Islamabad a interpellé deux dirigeants du groupe islamiste cachemiri pakistanais Lashkar-e-Taiba, a confirmé mercredi le premier ministre du Pakistan, sous pression de l'Inde et des États-Unis, convaincus que ce mouvement a perpétré les attentats de Bombay.

«Les deux suspects ont été arrêtés et une enquête est en cours», a déclaré le premier ministre, Yousuf Raza Gilani, à des journalistes qui l'interrogeaient à Multan (centre du Pakistan) sur les interpellations déjà annoncées cette semaine des membres du Lashkar-e-Taiba (LeT, «l'armée des pieux»), Zaki-ur-Rehman Lakhvi et Zarar Shah.

Ces deux hommes, hauts responsables du LeT, étaient désignés depuis plusieurs jours par New Delhi et la presse indienne comme les principaux maîtres d'oeuvre du carnage commis à Bombay du 26 au 29 novembre (163 morts et neuf assaillants tués).

Depuis samedi, face à une forte pression de l'Inde et surtout de Washington, les autorités pakistanaises avaient interpellé 16 personnes proches ou directement liées au LeT.

Le nom de Zaki-ur-Rehman Lakhvi aurait été livré, d'après l'Inde, par le seul survivant du commando des 10 assaillants, Mohammed Ajmal Amir Iman, capturé par les forces de sécurité indiennes au début des attaques.

M. Lakhvi aurait sélectionné et entraîné le commando islamiste parti de Karachi (sud du Pakistan) pour se rendre à Bombay, affirment mercredi des journaux indiens.

M. Lakhvi avait été capturé samedi près de Multan.

Quatorze autres personnes avaient été appréhendées dimanche et lundi dans la partie pakistanaise du Cachemire au cours d'un raid contre un camp pour personnes défavorisées d'une association caritative musulmane, Jamaat-ud-Dawa, considérée comme la branche politique du LeT.

Enfin, un seizième homme avait été arrêté dimanche à Rawalpindi, près d'Islamabad.

Mais le Pakistan avait assuré mardi qu'il ne livrerait à l'Inde aucun suspect des attaques de Bombay et qu'il les jugerait lui-même, si nécessaire. Il s'était aussi dit prêt à une nouvelle guerre si New Delhi décidait d'une action militaire, même ciblée.

D'ailleurs, le Premier ministre Gilani a nié agir «sous pression» de son voisin indien. «Quelle que soit l'action entreprise, cela se fera dans l'intérêt du pays et de sa population», a-t-il assuré. «Si les services de renseignement indiens nous envoient leurs conclusions, nous enquêterons en conséquence», a-t-il martelé.

L'Inde avait remis une liste de 20 suspects au Pakistan, son frère ennemi en Asie du Sud, en exigeant qu'il les lui livre et, dans le cas contraire, en le menaçant à mots couverts de représailles.

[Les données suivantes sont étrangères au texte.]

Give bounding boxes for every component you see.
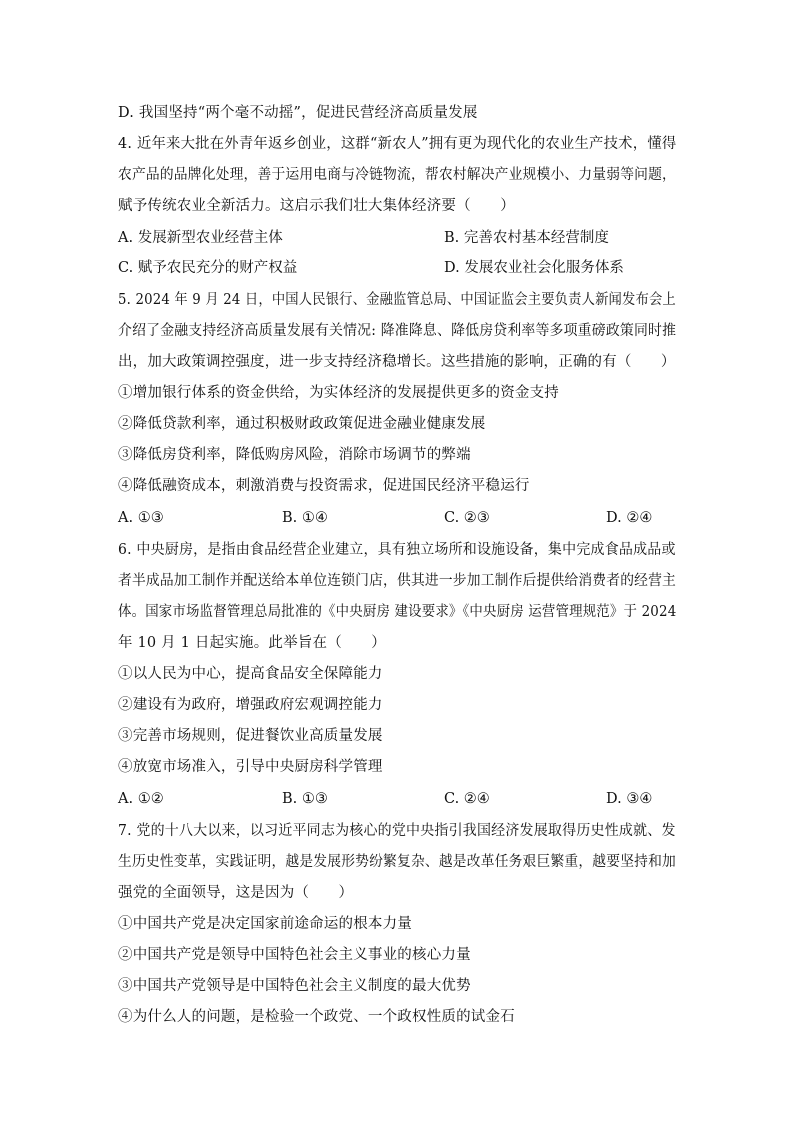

Les deux puissances nucléaires se sont déjà livré trois guerres depuis leur création les 14 et 15 août 1947 et ont été au bord d'un quatrième conflit début 2002 après une attaque imputée au LeT le 13 décembre 2001 contre le Parlement indien.

Le LeT a alors été interdit au Pakistan en 2002. L'ambassadeur du Pakistan aux Nations unies, Hussain Haroon, a ainsi assuré mardi, lors d'un débat sur le terrorisme au Conseil de sécurité de l'ONU à New York, qu'aucun camp d'entraînement du LeT ne serait autorisé sur le sol pakistanais. Quant à la fondation caritative Jamaat-ud-Dawa, Islamabad serait prêt à l'interdire et à geler ses avoirs si le Conseil de sécurité la considérait comme un groupe «terroriste», a-t-il dit.

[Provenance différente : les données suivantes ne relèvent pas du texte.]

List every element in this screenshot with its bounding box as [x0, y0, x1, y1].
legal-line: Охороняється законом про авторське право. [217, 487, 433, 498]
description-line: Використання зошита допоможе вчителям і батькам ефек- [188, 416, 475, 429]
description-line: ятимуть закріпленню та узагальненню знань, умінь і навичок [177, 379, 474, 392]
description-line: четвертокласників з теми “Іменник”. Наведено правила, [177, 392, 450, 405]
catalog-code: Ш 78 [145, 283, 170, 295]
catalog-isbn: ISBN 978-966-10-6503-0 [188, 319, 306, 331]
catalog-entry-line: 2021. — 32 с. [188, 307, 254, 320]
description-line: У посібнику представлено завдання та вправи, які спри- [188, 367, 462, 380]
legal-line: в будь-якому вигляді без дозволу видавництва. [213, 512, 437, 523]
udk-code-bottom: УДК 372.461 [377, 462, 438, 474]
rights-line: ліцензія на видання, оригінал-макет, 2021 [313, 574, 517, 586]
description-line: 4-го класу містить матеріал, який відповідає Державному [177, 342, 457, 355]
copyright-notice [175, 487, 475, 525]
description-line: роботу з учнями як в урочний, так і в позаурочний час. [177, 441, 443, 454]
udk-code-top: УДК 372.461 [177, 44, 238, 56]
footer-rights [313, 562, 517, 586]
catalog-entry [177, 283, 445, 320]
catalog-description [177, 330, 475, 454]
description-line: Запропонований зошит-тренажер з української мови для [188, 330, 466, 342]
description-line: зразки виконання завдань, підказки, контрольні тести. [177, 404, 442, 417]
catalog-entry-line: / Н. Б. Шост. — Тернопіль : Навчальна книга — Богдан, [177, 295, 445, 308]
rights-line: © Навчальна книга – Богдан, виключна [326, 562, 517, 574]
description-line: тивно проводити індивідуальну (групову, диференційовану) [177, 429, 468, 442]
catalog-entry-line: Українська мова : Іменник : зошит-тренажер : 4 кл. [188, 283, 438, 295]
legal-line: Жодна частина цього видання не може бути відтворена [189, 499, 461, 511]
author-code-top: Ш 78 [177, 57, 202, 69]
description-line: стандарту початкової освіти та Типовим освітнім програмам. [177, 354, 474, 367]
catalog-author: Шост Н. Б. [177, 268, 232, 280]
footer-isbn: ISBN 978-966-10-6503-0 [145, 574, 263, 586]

Au même moment, la secrétaire d'Etat américaine Condoleezza Rice - dont le pays est un vieil allié du Pakistan mais s'est beaucoup rapproché de l'Inde depuis 2005 - se félicitait de l'action entreprise par Islamabad.

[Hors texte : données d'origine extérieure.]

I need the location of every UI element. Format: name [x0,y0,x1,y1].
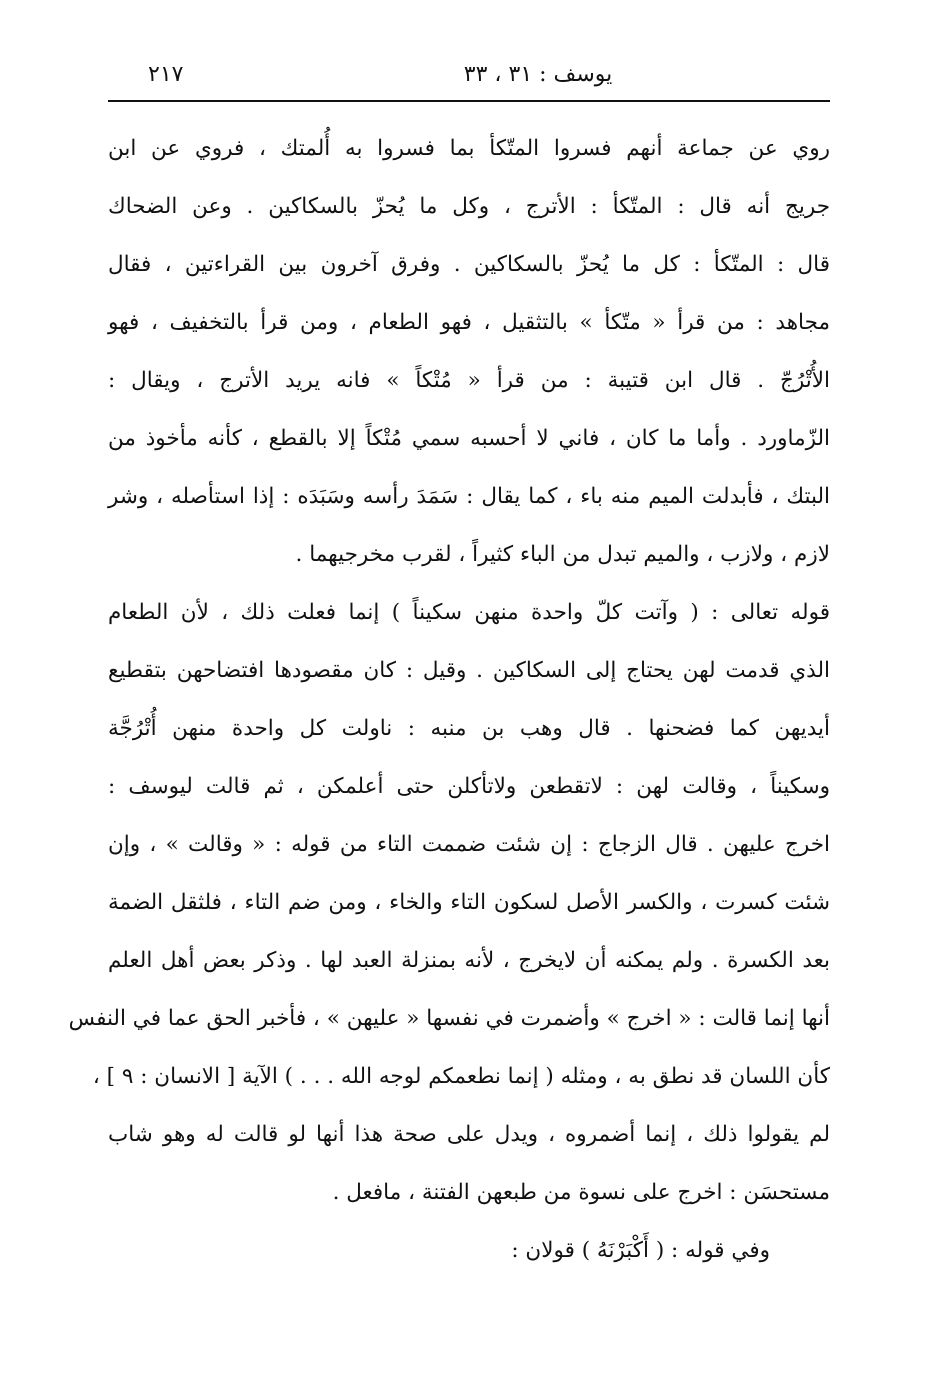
text-line: شئت كسرت ، والكسر الأصل لسكون التاء والخاء ، ومن ضم التاء ، فلثقل الضمة [108,890,830,915]
text-line: لازم ، ولازب ، والميم تبدل من الباء كثيراً ، لقرب مخرجيهما . [295,542,830,567]
page-number: ٢١٧ [148,62,184,87]
text-line: الأُتْرُجّ . قال ابن قتيبة : من قرأ « مُتْكاً » فانه يريد الأترج ، ويقال : [108,368,830,393]
page-header [108,58,830,98]
text-line: مجاهد : من قرأ « متّكأ » بالتثقيل ، فهو الطعام ، ومن قرأ بالتخفيف ، فهو [108,310,830,335]
header-divider [108,100,830,102]
text-line: مستحسَن : اخرج على نسوة من طبعهن الفتنة ، مافعل . [332,1180,830,1205]
text-line: الزّماورد . وأما ما كان ، فاني لا أحسبه سمي مُتْكاً إلا بالقطع ، كأنه مأخوذ من [108,426,830,451]
text-line: قوله تعالى : ( وآتت كلّ واحدة منهن سكيناً ) إنما فعلت ذلك ، لأن الطعام [108,600,830,625]
text-line: الذي قدمت لهن يحتاج إلى السكاكين . وقيل : كان مقصودها افتضاحهن بتقطيع [108,658,830,683]
body-text [68,120,830,1280]
text-line: قال : المتّكأ : كل ما يُحزّ بالسكاكين . وفرق آخرون بين القراءتين ، فقال [108,252,830,277]
text-line: وسكيناً ، وقالت لهن : لاتقطعن ولاتأكلن حتى أعلمكن ، ثم قالت ليوسف : [108,774,830,799]
text-line: أنها إنما قالت : « اخرج » وأضمرت في نفسها « عليهن » ، فأخبر الحق عما في النفس [68,1006,830,1031]
text-line: جريج أنه قال : المتّكأ : الأترج ، وكل ما يُحزّ بالسكاكين . وعن الضحاك [108,194,830,219]
text-line: وفي قوله : ( أَكْبَرْنَهُ ) قولان : [511,1238,770,1263]
text-line: أيديهن كما فضحنها . قال وهب بن منبه : ناولت كل واحدة منهن أُتْرُجَّة [108,716,830,741]
text-line: لم يقولوا ذلك ، إنما أضمروه ، ويدل على صحة هذا أنها لو قالت له وهو شاب [108,1122,830,1147]
text-line: البتك ، فأبدلت الميم منه باء ، كما يقال : سَمَدَ رأسه وسَبَدَه : إذا استأصله ، وشر [108,484,830,509]
text-line: كأن اللسان قد نطق به ، ومثله ( إنما نطعمكم لوجه الله . . . ) الآية [ الانسان : ٩ ] ، [92,1064,830,1089]
text-line: روي عن جماعة أنهم فسروا المتّكأ بما فسروا به أُلمتك ، فروي عن ابن [108,136,830,161]
text-line: بعد الكسرة . ولم يمكنه أن لايخرج ، لأنه بمنزلة العبد لها . وذكر بعض أهل العلم [108,948,830,973]
running-head: يوسف : ٣١ ، ٣٣ [463,62,613,87]
text-line: اخرج عليهن . قال الزجاج : إن شئت ضممت التاء من قوله : « وقالت » ، وإن [108,832,830,857]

Mardi, la police indienne a aussi rendu publics les noms des dix auteurs des attaques, réaffirmant que ces hommes âgés de 20 à 28 ans venaient tous du Pakistan. Neuf photos-portraits ont été diffusées. Mais celle du dixième assaillant, prise après sa mort, montrait un visage si tuméfié qu'elle n'a pas été publiée.